The majority of hackers continue to prioritise websites, which means online applications continue to rule the scene. APIs (45%), Android mobile apps (38%), cloud platforms (24%), and open source (24%) are the next most sought-after objectives.

Companies who implement bug bounty programmes should be aware that the biggest barriers to participation in a programme were inadequate communication (49%), limited scopes (50%), and sluggish response times (51%).

In-house expertise was cited by 38% of bug hunters as the largest cybersecurity risk confronting firms in a HackerOne survey of 5,000 hackers conducted between September and October 2022. This result illustrates the combined trends of expanding attack surfaces and a skills gap in cybersecurity.

The utility of utilities:

The three hacking tools most frequently used by ethical hackers are web proxies or scanners (38%), fuzzing utilities, and Burp Suite (87%). 34% of people even create their own tools.

Nevertheless, the report found that 92% of respondents still relied on their own efforts to identify vulnerabilities that scanners had overlooked.

US hacker Jon Colston told HackerOne, “I employ automated tools in my reconnaissance loop to locate chances where to focus my efforts.”

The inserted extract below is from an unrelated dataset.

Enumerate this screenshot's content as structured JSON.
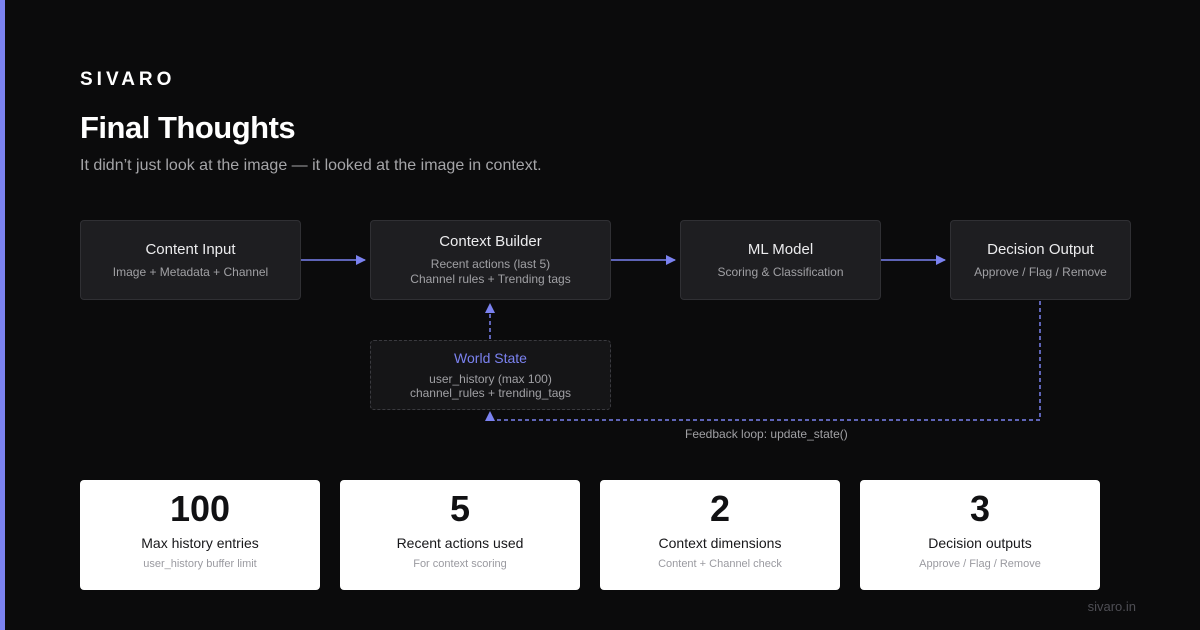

“While it can provide a rapid win message right away, I’m more interested in gathering as much data as I can from other data sources to study trends.

“Specifically, I’m figuring out where a company will probably keep certain files or documentation that I can use in more sophisticated attacks. I can obtain a better understanding of the terrain and swiftly reduce my list of targets from 5000 to 500 by conducting recon with a goal.

HackerOne says that mean and median reward prices have not increased significantly, despite the fact that seven-figure payouts are becoming more regular. The exception is the cryptocurrency and blockchain industries, where average payouts increased by 315%.

While only a small percentage of bug hunters became billionaires, 41% of them made enough money to view it as a vocation in and of itself, and 25% said their freelancing work had helped them advance their careers by getting a promotion or otherwise. The most often reported problem, cross-site scripting (XSS), increased in total submissions by 32% year over year.